What does "only when you ask for it" mean?

In Python 2:

help(intern)


In Python 3:

import sys
help(sys.intern)


for more info. I think that Chris is wrong about Python "only" interning
strings if you explicitly ask for it. I recall that Python will (may?)
automatically intern strings which look like identifiers (e.g. "spam" but
not "Hello World" or "123abc"). Let's see now:

# using Python 3.1 on Linux

py> s = "spam"
py> t = "spam"
py> s is t
True

but:

py> z = ''.join(["sp", "am"])
py> z is s
False

However:

py> u = "123abc"
py> v = "123abc"
py> u is v
True

Hmmm, obviously the rules are a tad more complicated than I thought... in
any case, you shouldn't rely on automatic interning since it is an
implementation dependent optimization and will probably change without
notice.
 
C

Chris Angelico

I think that Chris is wrong about Python "only" interning
strings if you explicitly ask for it.

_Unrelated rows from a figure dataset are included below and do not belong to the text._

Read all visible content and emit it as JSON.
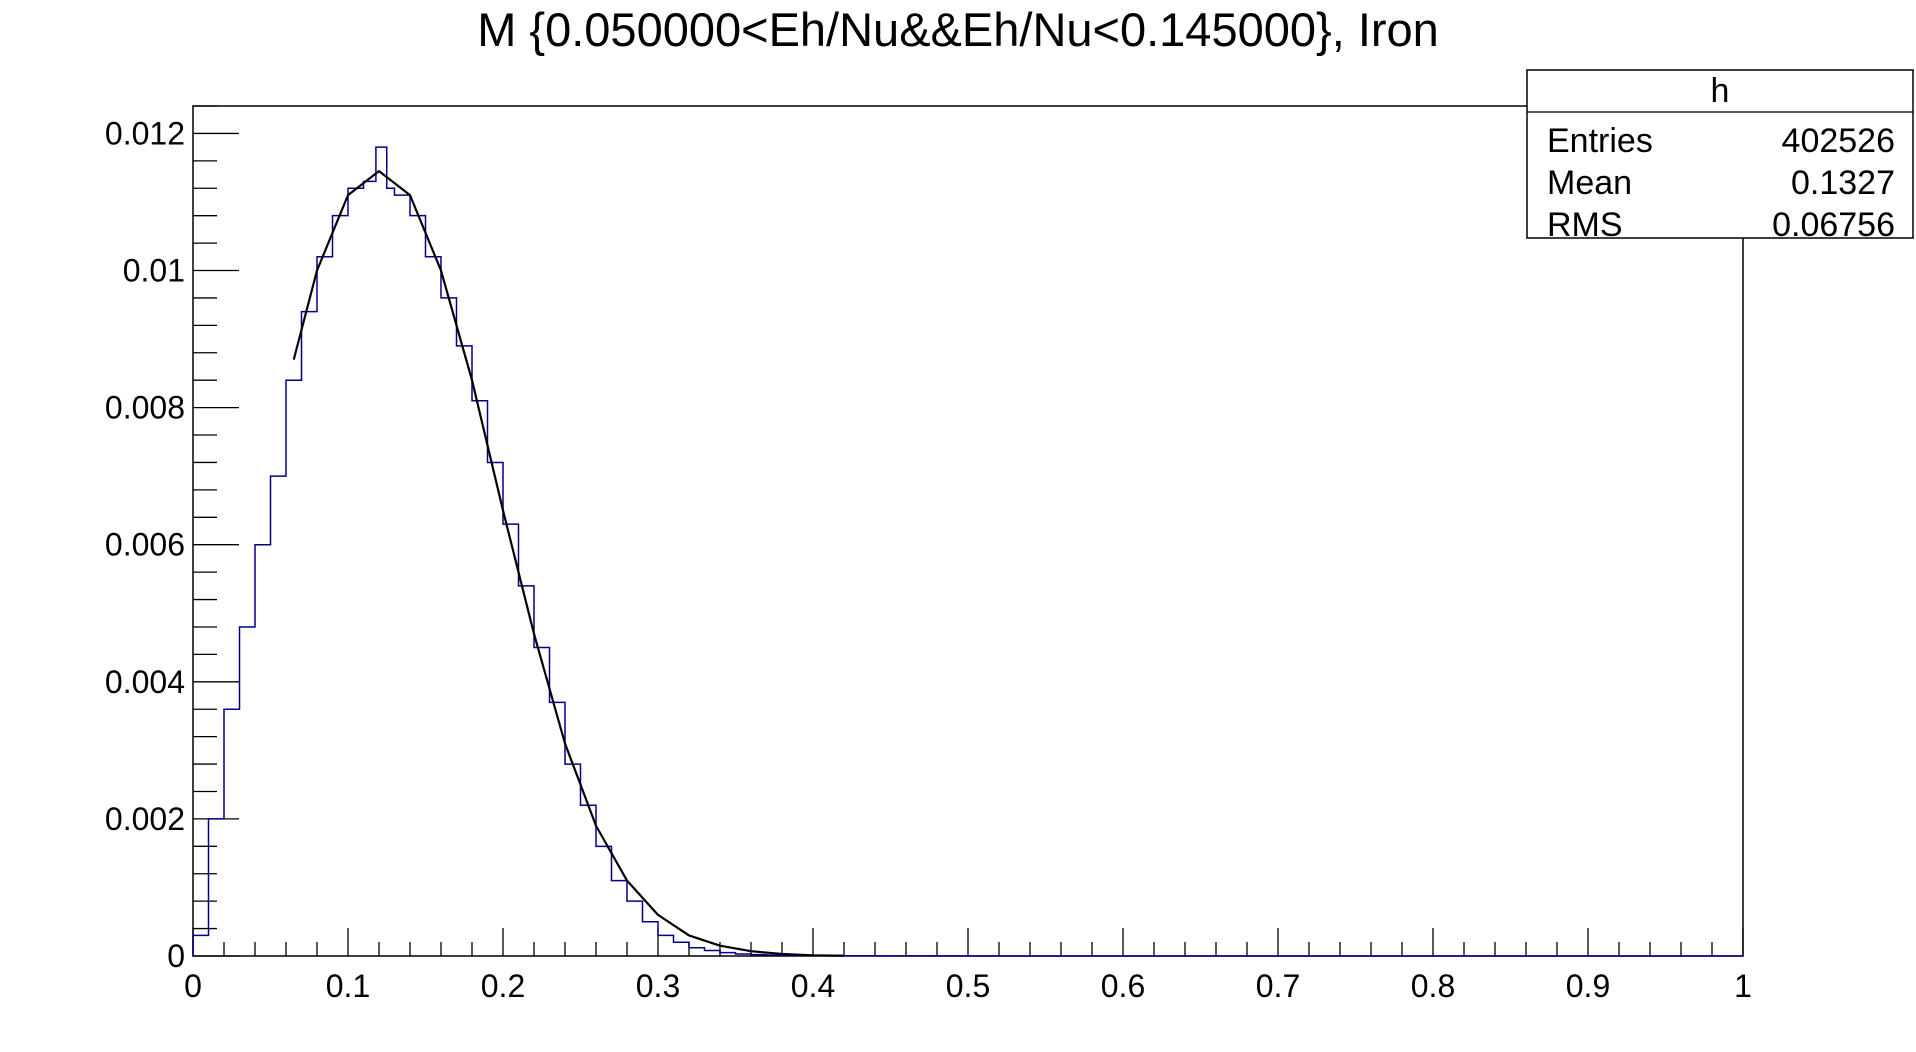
{
  "chart_data": {
    "type": "histogram",
    "title": "M {0.050000<Eh/Nu&&Eh/Nu<0.145000}, Iron",
    "xlabel": "",
    "ylabel": "",
    "xlim": [
      0,
      1
    ],
    "ylim": [
      0,
      0.0124
    ],
    "x_ticks": [
      "0",
      "0.1",
      "0.2",
      "0.3",
      "0.4",
      "0.5",
      "0.6",
      "0.7",
      "0.8",
      "0.9",
      "1"
    ],
    "y_ticks": [
      "0",
      "0.002",
      "0.004",
      "0.006",
      "0.008",
      "0.01",
      "0.012"
    ],
    "grid": false,
    "colors": {
      "histogram": "#00008b",
      "fit": "#000000"
    },
    "stats_box": {
      "title": "h",
      "rows": [
        {
          "label": "Entries",
          "value": "402526"
        },
        {
          "label": "Mean",
          "value": "0.1327"
        },
        {
          "label": "RMS",
          "value": "0.06756"
        }
      ]
    },
    "series": [
      {
        "kind": "histogram",
        "x": [
          0.0,
          0.01,
          0.02,
          0.03,
          0.04,
          0.05,
          0.06,
          0.07,
          0.08,
          0.09,
          0.1,
          0.11,
          0.118,
          0.125,
          0.13,
          0.14,
          0.15,
          0.16,
          0.17,
          0.18,
          0.19,
          0.2,
          0.21,
          0.22,
          0.23,
          0.24,
          0.25,
          0.26,
          0.27,
          0.28,
          0.29,
          0.3,
          0.31,
          0.32,
          0.33,
          0.34,
          0.35,
          0.36,
          0.37,
          0.38,
          0.4,
          0.42,
          0.44
        ],
        "y": [
          0.0003,
          0.002,
          0.0036,
          0.0048,
          0.006,
          0.007,
          0.0084,
          0.0094,
          0.0102,
          0.0108,
          0.0112,
          0.0113,
          0.0118,
          0.0112,
          0.0111,
          0.0108,
          0.0102,
          0.0096,
          0.0089,
          0.0081,
          0.0072,
          0.0063,
          0.0054,
          0.0045,
          0.0037,
          0.0028,
          0.0022,
          0.0016,
          0.0011,
          0.0008,
          0.0005,
          0.0003,
          0.0002,
          0.00012,
          8e-05,
          5e-05,
          3e-05,
          2e-05,
          1.5e-05,
          1e-05,
          5e-06,
          3e-06,
          1e-06
        ]
      },
      {
        "kind": "fit",
        "x": [
          0.065,
          0.08,
          0.1,
          0.12,
          0.14,
          0.16,
          0.18,
          0.2,
          0.22,
          0.24,
          0.26,
          0.28,
          0.3,
          0.32,
          0.34,
          0.36,
          0.38,
          0.4,
          0.42
        ],
        "y": [
          0.0087,
          0.01,
          0.0111,
          0.01145,
          0.0111,
          0.01,
          0.0084,
          0.0065,
          0.0047,
          0.0031,
          0.0019,
          0.0011,
          0.0006,
          0.0003,
          0.00015,
          7e-05,
          3e-05,
          1e-05,
          4e-06
        ]
      }
    ]
  }
}
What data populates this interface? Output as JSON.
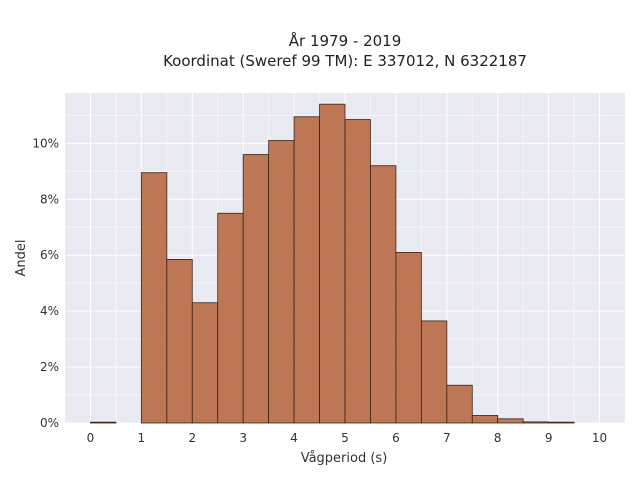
{
  "chart_data": {
    "type": "bar",
    "title": [
      "År 1979 - 2019",
      "Koordinat (Sweref 99 TM): E 337012, N 6322187"
    ],
    "xlabel": "Vågperiod (s)",
    "ylabel": "Andel",
    "xlim": [
      -0.5,
      10.5
    ],
    "ylim": [
      0,
      11.8
    ],
    "x_ticks": [
      0,
      1,
      2,
      3,
      4,
      5,
      6,
      7,
      8,
      9,
      10
    ],
    "y_ticks": [
      0,
      2,
      4,
      6,
      8,
      10
    ],
    "y_tick_labels": [
      "0%",
      "2%",
      "4%",
      "6%",
      "8%",
      "10%"
    ],
    "bin_width": 0.5,
    "bins": [
      {
        "start": 0.0,
        "value": 0.03
      },
      {
        "start": 0.5,
        "value": 0.0
      },
      {
        "start": 1.0,
        "value": 8.95
      },
      {
        "start": 1.5,
        "value": 5.85
      },
      {
        "start": 2.0,
        "value": 4.3
      },
      {
        "start": 2.5,
        "value": 7.5
      },
      {
        "start": 3.0,
        "value": 9.6
      },
      {
        "start": 3.5,
        "value": 10.1
      },
      {
        "start": 4.0,
        "value": 10.95
      },
      {
        "start": 4.5,
        "value": 11.4
      },
      {
        "start": 5.0,
        "value": 10.85
      },
      {
        "start": 5.5,
        "value": 9.2
      },
      {
        "start": 6.0,
        "value": 6.1
      },
      {
        "start": 6.5,
        "value": 3.65
      },
      {
        "start": 7.0,
        "value": 1.35
      },
      {
        "start": 7.5,
        "value": 0.27
      },
      {
        "start": 8.0,
        "value": 0.15
      },
      {
        "start": 8.5,
        "value": 0.04
      },
      {
        "start": 9.0,
        "value": 0.03
      },
      {
        "start": 9.5,
        "value": 0.0
      }
    ],
    "grid": true,
    "colors": {
      "bar": "#b86a42",
      "plot_bg": "#e9e9f1"
    }
  }
}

I recall that Python will (may?)
automatically intern strings which look like identifiers (e.g. "spam" but
not "Hello World" or "123abc").

I'm pretty sure it's simply that literals are interned, or at least
shared across a module (and the interactive interpreter "counts" as a
module). And it might still only be ones which look like identifiers,
because:
False

My "only" was false because of the sharing/interning of (some)
literals, which I'd forgotten about; however, there's still the
distinction that I was trying to draw, that in Python _some strings_
are interned (a feature you can explicitly request), rather than _all
strings_ being interned. And as is typical of python-list, it's this
extremely minor point that became the new course of the thread - my
main point was not whether all, some, or no strings get interned, but
that string interning makes the storage space of duplicate strings
immaterial :)

ChrisA
 
S

Steven D'Aprano

And
as is typical of python-list, it's this extremely minor point that
became the new course of the thread -

You say that as if it were a bad thing :p

my main point was not whether all,
some, or no strings get interned, but that string interning makes the
storage space of duplicate strings immaterial :)

True. It's not just a memory saver[1], but a time saver too. Using Python
3.3:

py> from timeit import Timer
py> t1 = Timer('s == t', setup='s = "a b"*10000; t = "a b"*10000')
py> t2 = Timer('s == t',
.... setup='from sys import intern; s = intern("a b"*10000); '
.... 't = intern("a b"*10000)')
py> min(t1.repeat(number=100000))
7.651959054172039
py> min(t2.repeat(number=100000))
0.00881262868642807


String equality does a short-cut of checking for identity; if the strings
are interned, they will be identical.



[1] Assuming that you actually do have duplicate strings. If every string
is unique, interning them potentially wastes memory.